But, if you dont yet know which tools ie a 1/2" or 5/8" bowl gouge, traditional, irish, or very long wings, havent settled on specific bevel angles, etc., and may not be that great at sharpening, Expensive tools can get very expensive as they are ground away or someone is afraid to try something new because it requires gringing away a lot of the expensive tool. Use value tools like Hurricane or Benjamins Best to learn and experiment. Grinding a 1/4 inch off one of those to try a new grind or bevel angle or whatever is no big loss vs a $100 + tool. Those value tools allowed me to try many different things and understand what worked and did not work from all of the "expert opinion" available on the web.


----------



## jeffski1 (Nov 29, 2008)

I agree with OSU55…I have BB's tools and learned to sharpen on them.I also have Doug Thompson's tools and they are nice.I ordered them without handles and turned my own handles-that was a fun project for a beginner…Purchase some less expensive tools-practice on those and then treat yourself later on with a higher quality tools


----------



## Tennessee (Jul 8, 2011)

Jersey Joe you already bought, so this is a moot point, but I took the 80-220 package on Ken's advice. Basically taking off less steel on difficult grinds, like Irish. I also see that I can get a great finish and edge with the 220 on tools that might have a higher chance of catching, like a skew, or bowl gouge of any grind.
And I was wrong on my brand of grinder - it is the Porter Cable 8" variable speed, not the Delta. About the same, I think.

As far as tools, I own some expensive tools, but on the cheap ones, I own some Benjamins Best and some HF Windsors.
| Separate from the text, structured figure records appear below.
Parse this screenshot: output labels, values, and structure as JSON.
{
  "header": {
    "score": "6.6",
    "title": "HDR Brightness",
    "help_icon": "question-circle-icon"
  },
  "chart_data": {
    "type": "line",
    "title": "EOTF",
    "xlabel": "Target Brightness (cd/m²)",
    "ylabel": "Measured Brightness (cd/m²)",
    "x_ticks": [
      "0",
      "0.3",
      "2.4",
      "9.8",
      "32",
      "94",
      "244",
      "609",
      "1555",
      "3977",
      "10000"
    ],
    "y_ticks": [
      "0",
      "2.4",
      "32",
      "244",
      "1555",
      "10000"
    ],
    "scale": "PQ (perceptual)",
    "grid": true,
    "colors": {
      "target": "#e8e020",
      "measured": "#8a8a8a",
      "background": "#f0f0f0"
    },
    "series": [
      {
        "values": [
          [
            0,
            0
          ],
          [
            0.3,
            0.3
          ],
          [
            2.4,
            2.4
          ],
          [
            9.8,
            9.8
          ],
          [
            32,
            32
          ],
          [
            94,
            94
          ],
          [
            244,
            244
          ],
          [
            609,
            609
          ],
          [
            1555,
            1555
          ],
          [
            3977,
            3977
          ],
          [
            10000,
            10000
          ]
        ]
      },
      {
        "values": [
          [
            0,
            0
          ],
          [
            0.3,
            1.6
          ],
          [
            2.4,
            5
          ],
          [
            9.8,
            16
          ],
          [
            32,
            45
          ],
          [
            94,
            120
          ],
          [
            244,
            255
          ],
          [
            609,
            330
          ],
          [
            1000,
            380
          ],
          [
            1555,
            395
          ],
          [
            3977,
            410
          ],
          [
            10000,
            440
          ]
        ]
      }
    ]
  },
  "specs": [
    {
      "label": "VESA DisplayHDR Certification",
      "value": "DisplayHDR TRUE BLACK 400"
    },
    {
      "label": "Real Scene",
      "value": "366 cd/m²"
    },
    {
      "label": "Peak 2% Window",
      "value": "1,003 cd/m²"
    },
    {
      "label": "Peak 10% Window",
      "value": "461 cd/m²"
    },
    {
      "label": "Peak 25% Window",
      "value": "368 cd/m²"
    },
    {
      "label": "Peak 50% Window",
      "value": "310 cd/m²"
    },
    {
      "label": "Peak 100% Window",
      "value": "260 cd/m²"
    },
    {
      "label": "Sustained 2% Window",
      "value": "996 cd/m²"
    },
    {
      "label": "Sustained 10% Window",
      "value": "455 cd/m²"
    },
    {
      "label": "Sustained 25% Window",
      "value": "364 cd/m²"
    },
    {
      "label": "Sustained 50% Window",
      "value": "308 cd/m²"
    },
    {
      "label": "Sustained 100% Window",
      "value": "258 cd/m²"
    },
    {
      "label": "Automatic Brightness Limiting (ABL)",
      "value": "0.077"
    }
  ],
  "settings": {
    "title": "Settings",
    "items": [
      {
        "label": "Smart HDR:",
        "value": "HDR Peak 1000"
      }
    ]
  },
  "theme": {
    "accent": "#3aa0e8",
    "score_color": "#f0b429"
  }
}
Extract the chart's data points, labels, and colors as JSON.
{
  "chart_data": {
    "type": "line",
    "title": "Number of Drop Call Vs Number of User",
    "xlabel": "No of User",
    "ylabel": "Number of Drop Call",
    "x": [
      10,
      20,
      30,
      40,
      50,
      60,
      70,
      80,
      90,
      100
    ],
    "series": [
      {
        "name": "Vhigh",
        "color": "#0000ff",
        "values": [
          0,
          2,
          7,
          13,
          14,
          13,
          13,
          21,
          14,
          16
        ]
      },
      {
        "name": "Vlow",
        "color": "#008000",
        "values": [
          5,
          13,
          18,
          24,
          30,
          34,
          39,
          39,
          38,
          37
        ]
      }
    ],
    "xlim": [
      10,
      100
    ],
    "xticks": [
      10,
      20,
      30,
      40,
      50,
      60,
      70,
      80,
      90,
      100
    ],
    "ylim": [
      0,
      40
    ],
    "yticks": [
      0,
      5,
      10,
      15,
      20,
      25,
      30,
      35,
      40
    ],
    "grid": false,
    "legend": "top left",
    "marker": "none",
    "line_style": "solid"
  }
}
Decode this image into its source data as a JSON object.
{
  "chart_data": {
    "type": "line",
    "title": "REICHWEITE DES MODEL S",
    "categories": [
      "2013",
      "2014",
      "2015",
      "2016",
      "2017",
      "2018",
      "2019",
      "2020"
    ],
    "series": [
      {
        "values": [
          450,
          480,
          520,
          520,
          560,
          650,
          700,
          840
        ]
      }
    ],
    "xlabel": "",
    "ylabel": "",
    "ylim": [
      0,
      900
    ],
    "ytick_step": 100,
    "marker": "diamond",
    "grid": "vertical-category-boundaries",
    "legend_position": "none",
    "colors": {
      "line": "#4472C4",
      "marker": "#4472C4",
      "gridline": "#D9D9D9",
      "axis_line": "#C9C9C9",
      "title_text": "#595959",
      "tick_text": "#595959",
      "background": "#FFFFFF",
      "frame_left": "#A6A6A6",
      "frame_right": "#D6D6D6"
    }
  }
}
To be honest, for training tools, the HF tools are bigger, heavier, and you get more steel to play with than the BB tools. I have been totally disappointed with the BB tools, and rarely use them. Too lightweight, hard to keep an edge, thin blades, lots of chatter, just cheap, cheap, cheap. We know the HF tools are also low quality, but at least they have some weight and size to them, which will be more like the more expensive tools you will buy later.

I don't have a lot of money in my expensive tools - mostly Crowns, a couple of Woodcraft house ones. As long as it has a good reach, nice heft, lots of steel and holds an edge, I can't see paying $125 for a bowl gouge that I can get or $60-70. Some will disagree, but also, since I got my WW CBN wheel setup, I don't do hardly any sanding on my lathed products. That is a nice thing.
Even with the Wolverine jig, back when I used old stone wheels, I could not get the edge I get now with the CBN wheels. Just amazing the difference. The only thing I now sharpen on my Grizzly Tormek knockoff are my chisels. Oh, and some of my wife's kitchen knives, since they are mostly carbon steel, not HSS. I do have some cleavers from China that I bought when I was over there that are HSS, they come up real nice on the CBN!


----------



## JimmyME (Nov 22, 2009)

Kelly,

Can you post a pic of your grinder setup?

Jim


----------



## kelvancra (May 4, 2010)

Keep in mind, the frame could be built from 2x's and it would do fine.

The 3/4 horse DC motor is [obviously] on the upper right. The controller is in front.


----------